Currently, the U.K. is a net importer of livestock products and has an interdependency for trade with the European Union. In the event of Brexit, livestock farming, like other U.K. sectors, will need to evolve. One policymaking area being considered in this regard is the genetic editing of livestock.
The existing EU legislation prohibits any gene-edited or gene-modified animal to enter its food chain, which naturally the U.K. complies with too. This, however, is expected to change once the U.K. has the authority to make its own legislation.
An insight into how British policymakers are inclining in their management plans post Brexit can be seen in Michael Gove’s speech at Oxford’s Farming Conference 2019. Gove, the environment secretary showed his support for livestock gene-editing by saying that, “the [gene-editing] ability to give Mother Nature a helping hand by driving the process of evolution at higher speed should allow us to develop plant varieties and crops which are more resistant to disease and pests and less reliant on chemical protection and chemical fertilizer. They will be higher-yielding and more environmentally sustainable”.
The final decision of whether Britain will allow livestock’s gene-editing depends on several ethical, economic, or social concerns. In a poll conducted by Farmers Weekly, only 57% voted in favor of gene-editing in livestock.
The divide on whether lab-grown or genetically modified food is acceptable to consume or not is great on the one hand, and on the other, the growing demand for organic food products also needs to be noted.
The relationship of livestock farming with climate is another area to be evaluated for livestock gene-editing policymaking and for generating public awareness.
Current statistics reveal that agriculture contributes to about 10% of climate-heating emissions in the United Kingdom, out of which approximately 90% is composed of methane and nitrous oxide from livestock and fields, respectively.
Livestock production is also an important driver of habitat loss, water pollution, and soil loss and while CRISPR’s use in AgTech is not a cure for all, the world’s scientific society is placing big bets on CRISPR’s ability to make the global food chain more sustainable.

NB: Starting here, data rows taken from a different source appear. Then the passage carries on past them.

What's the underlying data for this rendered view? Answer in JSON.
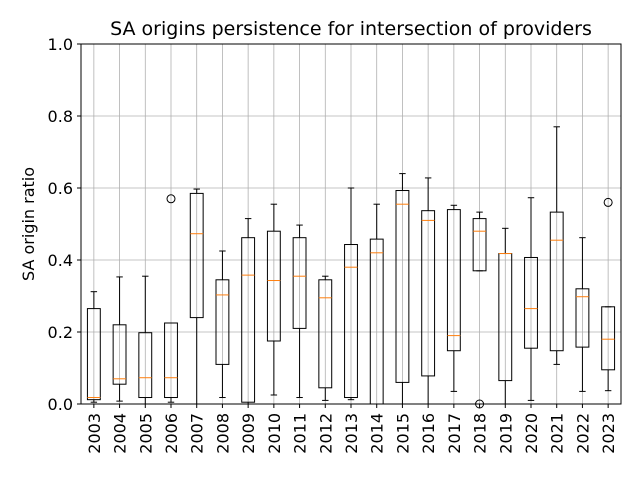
{
  "chart_data": {
    "type": "boxplot",
    "title": "SA origins persistence for intersection of providers",
    "xlabel": "",
    "ylabel": "SA origin ratio",
    "ylim": [
      0.0,
      1.0
    ],
    "yticks": [
      "0.0",
      "0.2",
      "0.4",
      "0.6",
      "0.8",
      "1.0"
    ],
    "grid": true,
    "colors": {
      "box": "#000000",
      "median": "#ff7f0e",
      "grid": "#b0b0b0"
    },
    "categories": [
      "2003",
      "2004",
      "2005",
      "2006",
      "2007",
      "2008",
      "2009",
      "2010",
      "2011",
      "2012",
      "2013",
      "2014",
      "2015",
      "2016",
      "2017",
      "2018",
      "2019",
      "2020",
      "2021",
      "2022",
      "2023"
    ],
    "boxes": [
      {
        "whislo": 0.005,
        "q1": 0.012,
        "med": 0.018,
        "q3": 0.265,
        "whishi": 0.312,
        "fliers": []
      },
      {
        "whislo": 0.008,
        "q1": 0.055,
        "med": 0.07,
        "q3": 0.22,
        "whishi": 0.353,
        "fliers": []
      },
      {
        "whislo": 0.0,
        "q1": 0.018,
        "med": 0.073,
        "q3": 0.198,
        "whishi": 0.355,
        "fliers": []
      },
      {
        "whislo": 0.005,
        "q1": 0.018,
        "med": 0.073,
        "q3": 0.225,
        "whishi": 0.225,
        "fliers": [
          0.57
        ]
      },
      {
        "whislo": 0.0,
        "q1": 0.24,
        "med": 0.473,
        "q3": 0.585,
        "whishi": 0.597,
        "fliers": []
      },
      {
        "whislo": 0.018,
        "q1": 0.11,
        "med": 0.303,
        "q3": 0.345,
        "whishi": 0.425,
        "fliers": []
      },
      {
        "whislo": 0.0,
        "q1": 0.005,
        "med": 0.358,
        "q3": 0.462,
        "whishi": 0.515,
        "fliers": []
      },
      {
        "whislo": 0.025,
        "q1": 0.175,
        "med": 0.343,
        "q3": 0.48,
        "whishi": 0.555,
        "fliers": []
      },
      {
        "whislo": 0.018,
        "q1": 0.21,
        "med": 0.355,
        "q3": 0.462,
        "whishi": 0.497,
        "fliers": []
      },
      {
        "whislo": 0.01,
        "q1": 0.045,
        "med": 0.295,
        "q3": 0.345,
        "whishi": 0.355,
        "fliers": []
      },
      {
        "whislo": 0.012,
        "q1": 0.018,
        "med": 0.38,
        "q3": 0.443,
        "whishi": 0.6,
        "fliers": []
      },
      {
        "whislo": 0.0,
        "q1": 0.0,
        "med": 0.42,
        "q3": 0.458,
        "whishi": 0.555,
        "fliers": []
      },
      {
        "whislo": 0.0,
        "q1": 0.06,
        "med": 0.555,
        "q3": 0.593,
        "whishi": 0.64,
        "fliers": []
      },
      {
        "whislo": 0.0,
        "q1": 0.078,
        "med": 0.51,
        "q3": 0.537,
        "whishi": 0.628,
        "fliers": []
      },
      {
        "whislo": 0.035,
        "q1": 0.148,
        "med": 0.19,
        "q3": 0.54,
        "whishi": 0.552,
        "fliers": []
      },
      {
        "whislo": 0.37,
        "q1": 0.37,
        "med": 0.48,
        "q3": 0.515,
        "whishi": 0.533,
        "fliers": [
          0.0
        ]
      },
      {
        "whislo": 0.0,
        "q1": 0.065,
        "med": 0.418,
        "q3": 0.418,
        "whishi": 0.488,
        "fliers": []
      },
      {
        "whislo": 0.01,
        "q1": 0.155,
        "med": 0.265,
        "q3": 0.407,
        "whishi": 0.573,
        "fliers": []
      },
      {
        "whislo": 0.11,
        "q1": 0.148,
        "med": 0.455,
        "q3": 0.533,
        "whishi": 0.77,
        "fliers": []
      },
      {
        "whislo": 0.035,
        "q1": 0.158,
        "med": 0.298,
        "q3": 0.32,
        "whishi": 0.462,
        "fliers": []
      },
      {
        "whislo": 0.037,
        "q1": 0.095,
        "med": 0.18,
        "q3": 0.27,
        "whishi": 0.27,
        "fliers": [
          0.56
        ]
      }
    ]
  }
}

Arguments surrounding ethics questioned whether breeders and policymakers should be allowed to “play god.” Gove foreseeing such concerns said that “lab-grown proteins, meanwhile, are very far from everyone’s idea of a mouth-watering treat.” Without enough positive public support, the implementation of such costly technologies does not make economic sense.

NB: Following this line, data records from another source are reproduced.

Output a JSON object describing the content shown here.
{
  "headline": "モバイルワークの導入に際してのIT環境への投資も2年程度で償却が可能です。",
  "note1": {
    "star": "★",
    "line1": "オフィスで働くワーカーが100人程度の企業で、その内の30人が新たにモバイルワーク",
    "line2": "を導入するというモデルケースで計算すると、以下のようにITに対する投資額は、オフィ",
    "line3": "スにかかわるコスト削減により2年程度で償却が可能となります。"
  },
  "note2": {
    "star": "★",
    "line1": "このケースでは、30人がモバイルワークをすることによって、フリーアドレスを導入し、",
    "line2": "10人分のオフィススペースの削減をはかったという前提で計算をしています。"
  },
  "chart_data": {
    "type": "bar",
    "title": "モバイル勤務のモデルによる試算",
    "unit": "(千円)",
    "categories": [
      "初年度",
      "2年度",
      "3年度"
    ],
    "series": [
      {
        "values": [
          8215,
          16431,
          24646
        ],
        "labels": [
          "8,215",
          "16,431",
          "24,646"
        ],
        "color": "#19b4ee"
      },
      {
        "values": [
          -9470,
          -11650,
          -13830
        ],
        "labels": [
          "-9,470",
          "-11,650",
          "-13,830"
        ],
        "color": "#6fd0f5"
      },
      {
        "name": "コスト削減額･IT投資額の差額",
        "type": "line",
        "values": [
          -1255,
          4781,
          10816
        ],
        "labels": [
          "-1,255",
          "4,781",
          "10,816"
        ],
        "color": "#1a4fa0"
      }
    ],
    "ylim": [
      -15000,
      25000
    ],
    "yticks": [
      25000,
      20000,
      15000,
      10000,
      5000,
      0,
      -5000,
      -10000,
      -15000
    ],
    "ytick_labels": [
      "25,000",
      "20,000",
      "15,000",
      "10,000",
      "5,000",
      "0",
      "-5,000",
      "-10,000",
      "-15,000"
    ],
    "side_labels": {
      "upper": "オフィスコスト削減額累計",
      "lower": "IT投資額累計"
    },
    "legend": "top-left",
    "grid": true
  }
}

The opportunities existing today necessitate the decision of whether or not to experiment and at least learn about better livestock varieties must also include the welfare of future generations. If the overall global sustainability can be enhanced through contemporary scientific tools, the British policymakers have the responsibility of educating the masses.
Even with the controversy surrounding CRISPR-ing the DNAs of our bodies and food, the fact that gene-editing has taken a jump-start and has caused a lot of furor cannot be ignored.

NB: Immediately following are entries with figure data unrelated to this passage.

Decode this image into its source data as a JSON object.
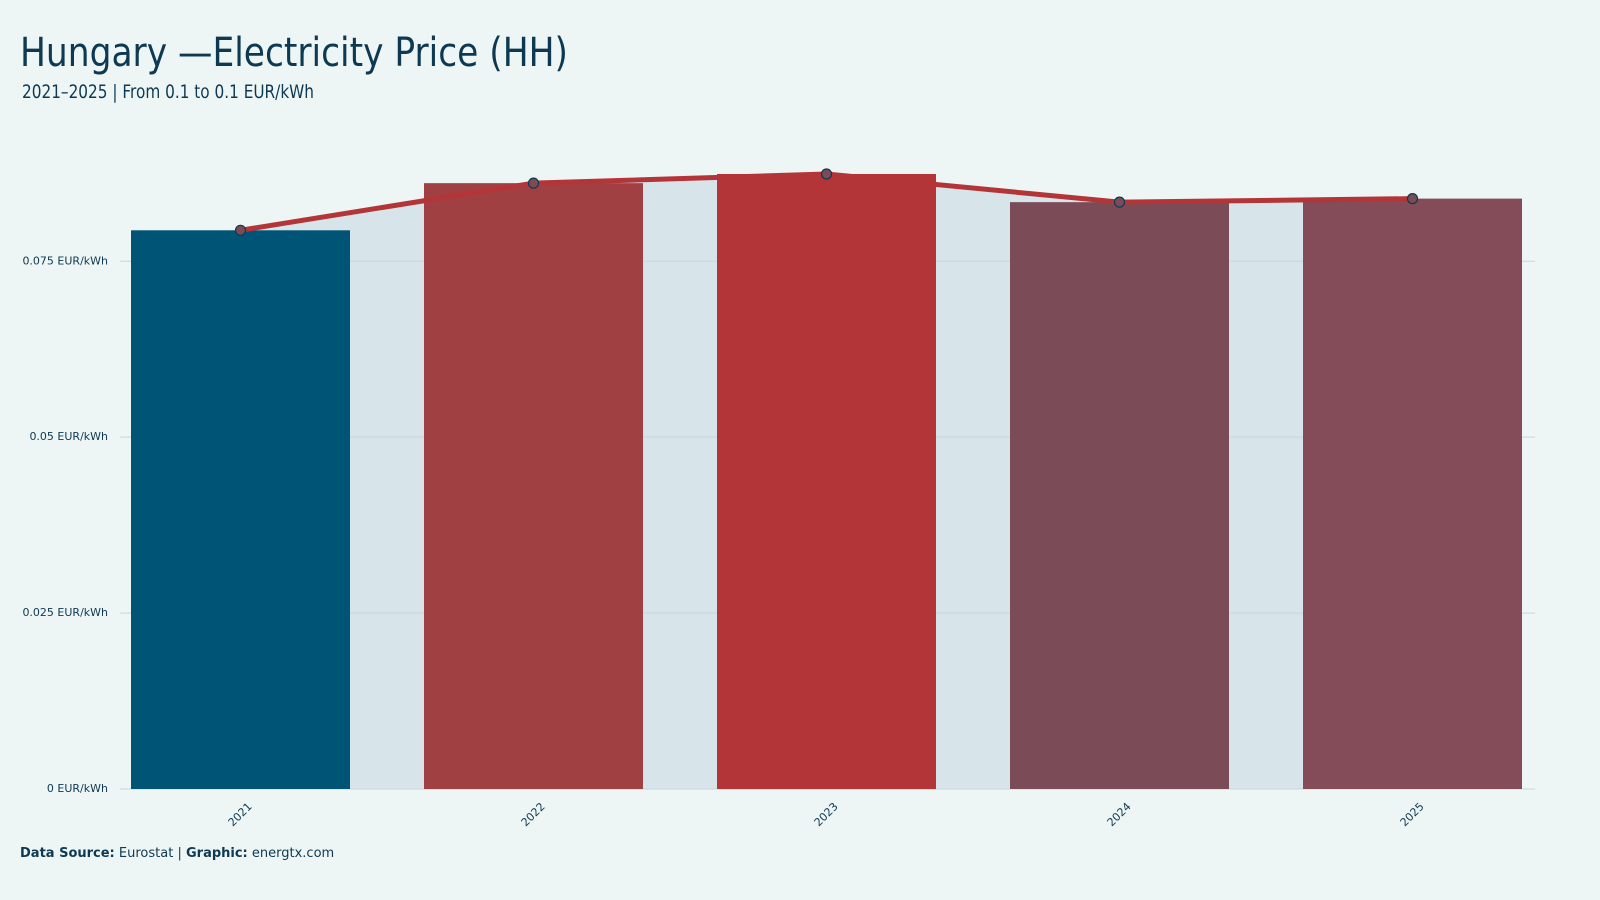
{
  "chart_data": {
    "type": "bar",
    "title": "Hungary —Electricity Price (HH)",
    "subtitle": "2021–2025 | From 0.1 to 0.1 EUR/kWh",
    "categories": [
      "2021",
      "2022",
      "2023",
      "2024",
      "2025"
    ],
    "values": [
      0.0794,
      0.0861,
      0.0874,
      0.0834,
      0.0839
    ],
    "colors": [
      "#005476",
      "#a14043",
      "#b33538",
      "#7b4c57",
      "#834c58"
    ],
    "line_color": "#b33538",
    "area_color": "#d7e4ea",
    "ylim": [
      0,
      0.0874
    ],
    "yticks": [
      {
        "value": 0,
        "label": "0 EUR/kWh"
      },
      {
        "value": 0.025,
        "label": "0.025 EUR/kWh"
      },
      {
        "value": 0.05,
        "label": "0.05 EUR/kWh"
      },
      {
        "value": 0.075,
        "label": "0.075 EUR/kWh"
      }
    ],
    "grid": true,
    "source_label": "Data Source:",
    "source": "Eurostat",
    "graphic_label": "Graphic:",
    "graphic": "energtx.com"
  }
}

While a Chinese researcher, Jiang He, announced to have created gene-edited human babies, Van Eenennam and colleagues continue to experiment and advocate genetically engineered, selected, and cloned animals in California.
And these are only two of many that have made headlines. Within the U.K., one group of researchers proposed plans to raise chicken with a small genomic incision to prevent them from contracting influenza, and another is pioneering the efforts to develop heat-resistant cattle.
Animals consumed for food with greater disease immunity would help in preventing the untimely demise of the animals as well as the spread of disease to humans. According to Van Eenennam, anti-progress arguments should not be allowed to hinder the benefits science can render to the entire ecosystem.
The burden of human population growth and lifestyle on mother nature is massive. This necessitates the utilization of human knowledge, expertise, and tools to provide some balance. In 2017, the U.K. spent £34.8 billion on research and development; however, it is disappointing that not more projects on livestock gene-editing have made it to the global forefront.
Only through investment in such discoveries can the U.K. hope to achieve a better understanding and implementation of sustainable livestock options.